In many ways, the Surface Pro fulfills that promise. It’s a strong alternative for those who’ve held off on trading in their laptops because they can’t do the work they need to do on a tablet. The Surface Pro can run full programs for Windows 8 and Windows 7, thanks to its speedy processor. It has a quality screen, capable of displaying 1080p HD video that’s great for viewing and editing high-resolution photos; the touch-screen navigation is very intuitive; features like its stylus (which attaches to the Surface’s charging port) are handy for note takers who want to convert their handwriting to text or want to use the pen to draw; and its keyboards — both the flat $120 Touch Cover and the $130 Type Cover — include a trackpad and mouse button, offering a third navigation option found a traditional laptop.
Enterprise and government customers will be able to “domain join,” or sign into their work networks from home. Those who buy Microsoft Office will get some of the extra features that come with a touchscreen device. In PowerPoint, for example, users will be able to look ahead during a talk or use a laser-pointer mode to highlight presentation points from the Surface screen.
And, according to Microsoft’s Arlington, Va., store manager, Corinne Drummer, military customers also like that the Type Cover’s flat form, which makes the keyboard easy to wipe down and impervious to the problem of getting sand between the keys.
But for all that, the Surface Pro’s design doesn’t quite fit the laptop label.
That’s not necessarily a bad thing, but it does mean some trade-offs. The Surface Pro can slip into almost any purse or briefcase easily, which is certainly to its advantage. Two pounds, however, is still noticeably heftier than the iPad (1.44 pounds) or the Galaxy Note 10.1 (1.3 pounds) — a difference that matters when you’re holding it for long periods of time. And while it’s just about as portable as a tablet, Microsoft’s device still has a laptop’s battery life of four hours. For those who aren’t near an outlet, it’s better to opt for a tablet with a long battery.

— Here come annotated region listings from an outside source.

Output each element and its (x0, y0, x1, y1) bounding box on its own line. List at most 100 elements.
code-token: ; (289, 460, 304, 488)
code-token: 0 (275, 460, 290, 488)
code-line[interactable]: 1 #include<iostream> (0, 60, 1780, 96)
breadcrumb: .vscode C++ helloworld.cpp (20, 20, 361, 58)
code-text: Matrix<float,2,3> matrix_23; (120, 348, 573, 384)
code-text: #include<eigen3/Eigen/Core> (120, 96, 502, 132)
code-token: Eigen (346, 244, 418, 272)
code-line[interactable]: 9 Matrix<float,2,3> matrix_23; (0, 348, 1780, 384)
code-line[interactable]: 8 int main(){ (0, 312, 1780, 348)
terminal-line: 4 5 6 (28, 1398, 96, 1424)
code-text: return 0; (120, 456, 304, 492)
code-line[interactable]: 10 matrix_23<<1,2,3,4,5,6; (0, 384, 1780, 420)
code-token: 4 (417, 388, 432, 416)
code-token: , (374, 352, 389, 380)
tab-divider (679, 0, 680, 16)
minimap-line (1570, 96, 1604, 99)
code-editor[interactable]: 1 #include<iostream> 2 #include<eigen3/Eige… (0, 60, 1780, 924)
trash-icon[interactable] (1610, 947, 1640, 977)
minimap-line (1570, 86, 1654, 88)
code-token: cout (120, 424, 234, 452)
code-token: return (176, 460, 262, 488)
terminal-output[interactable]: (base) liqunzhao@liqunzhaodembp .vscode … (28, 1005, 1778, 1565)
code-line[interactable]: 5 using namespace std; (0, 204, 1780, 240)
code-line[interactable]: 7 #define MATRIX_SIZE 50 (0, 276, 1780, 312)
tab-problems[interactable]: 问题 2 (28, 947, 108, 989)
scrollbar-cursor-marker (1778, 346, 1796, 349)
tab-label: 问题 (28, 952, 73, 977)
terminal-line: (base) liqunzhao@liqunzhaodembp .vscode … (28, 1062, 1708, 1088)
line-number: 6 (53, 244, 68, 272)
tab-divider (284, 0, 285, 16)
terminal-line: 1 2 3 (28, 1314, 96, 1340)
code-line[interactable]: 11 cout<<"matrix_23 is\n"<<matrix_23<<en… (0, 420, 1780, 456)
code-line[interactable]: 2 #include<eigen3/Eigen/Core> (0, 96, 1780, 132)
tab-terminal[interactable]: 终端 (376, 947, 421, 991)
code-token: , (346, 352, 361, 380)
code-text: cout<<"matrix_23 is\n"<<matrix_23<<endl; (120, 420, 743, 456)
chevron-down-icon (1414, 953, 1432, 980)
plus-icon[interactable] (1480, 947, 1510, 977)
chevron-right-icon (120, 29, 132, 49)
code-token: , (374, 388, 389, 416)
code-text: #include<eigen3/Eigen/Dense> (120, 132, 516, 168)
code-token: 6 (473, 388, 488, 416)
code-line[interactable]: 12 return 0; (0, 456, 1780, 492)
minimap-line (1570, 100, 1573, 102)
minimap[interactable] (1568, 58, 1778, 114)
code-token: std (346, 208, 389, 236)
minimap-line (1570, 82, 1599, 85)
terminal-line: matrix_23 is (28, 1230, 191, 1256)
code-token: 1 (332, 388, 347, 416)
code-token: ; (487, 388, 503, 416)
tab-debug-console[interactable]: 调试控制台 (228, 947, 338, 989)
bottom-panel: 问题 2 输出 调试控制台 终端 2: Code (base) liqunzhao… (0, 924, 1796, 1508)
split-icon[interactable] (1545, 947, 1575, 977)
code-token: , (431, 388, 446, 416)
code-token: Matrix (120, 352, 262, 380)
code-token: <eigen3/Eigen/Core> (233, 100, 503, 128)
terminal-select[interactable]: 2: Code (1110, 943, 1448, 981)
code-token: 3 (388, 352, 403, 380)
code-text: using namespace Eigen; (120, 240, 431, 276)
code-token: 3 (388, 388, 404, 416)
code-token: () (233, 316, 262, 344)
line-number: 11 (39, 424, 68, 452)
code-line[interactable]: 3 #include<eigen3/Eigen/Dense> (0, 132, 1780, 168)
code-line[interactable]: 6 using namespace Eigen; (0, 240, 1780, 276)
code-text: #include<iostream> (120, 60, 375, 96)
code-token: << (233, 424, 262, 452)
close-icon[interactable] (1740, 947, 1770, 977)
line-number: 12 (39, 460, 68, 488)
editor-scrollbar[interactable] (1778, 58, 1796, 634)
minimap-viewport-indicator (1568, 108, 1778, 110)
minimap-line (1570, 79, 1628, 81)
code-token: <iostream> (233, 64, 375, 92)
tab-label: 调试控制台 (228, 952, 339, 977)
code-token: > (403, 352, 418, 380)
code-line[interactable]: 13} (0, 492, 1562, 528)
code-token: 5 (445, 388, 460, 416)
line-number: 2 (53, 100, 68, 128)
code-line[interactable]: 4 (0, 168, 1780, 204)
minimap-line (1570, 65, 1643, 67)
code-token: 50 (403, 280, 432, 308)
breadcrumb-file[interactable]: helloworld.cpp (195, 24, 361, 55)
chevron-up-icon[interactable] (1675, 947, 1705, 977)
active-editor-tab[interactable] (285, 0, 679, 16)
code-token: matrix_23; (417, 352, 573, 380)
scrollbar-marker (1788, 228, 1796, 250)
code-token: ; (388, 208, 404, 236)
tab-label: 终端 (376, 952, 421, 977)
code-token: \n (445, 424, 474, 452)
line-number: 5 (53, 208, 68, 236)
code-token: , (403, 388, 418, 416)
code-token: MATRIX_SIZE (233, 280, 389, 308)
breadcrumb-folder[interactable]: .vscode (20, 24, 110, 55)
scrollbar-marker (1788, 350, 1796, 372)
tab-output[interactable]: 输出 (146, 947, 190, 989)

Also, the Surface’s kickstand, while useful for watching video on a coffee table or typing at a conference tablet, doesn’t exactly make it lap-friendly. For off-desk work, it’s best to fold its keyboard cover back (which deactivates the key inputs) and use the on-screen keyboard instead.
Where the Surface’s limitations stand out most, however, is in how it runs traditional Windows software. Office, for example, ran quickly and well, but the menus haven’t been redesigned for a much larger screen, making fiddly work of selecting more complex menu options. You can zoom into the screen to navigate more easily, but that’s not exactly a seamless experience, either.
There has been some chatter that the operating system itself takes up the bulk of the Surface’s memory. The device comes with either 64GB or 128 GB of memory. In a public Q&A on Reddit Wednesday, the Surface Pro lead engineer, Panos Panay, said the tablet will have around 30 GB or 90GB of usable memory. Drummer, the Arlington store manager, also said that users can ask Microsoft to uninstall some standard programs after purchasing to free up more disk space.
Overall, the Surface Pro is a good choice for those who want a new, light laptop with great portability. But it’s not a device for people who want a tablet experience with an added keyboard. If that’s what you’re looking for, better to find a tablet you like and buy the keyboard as an accessory.
The Microsoft Surface with Windows 8 Pro costs $899 for the 64 GB model and $999 for the 128 GB model. It goes on sale Saturday, Feb. 9.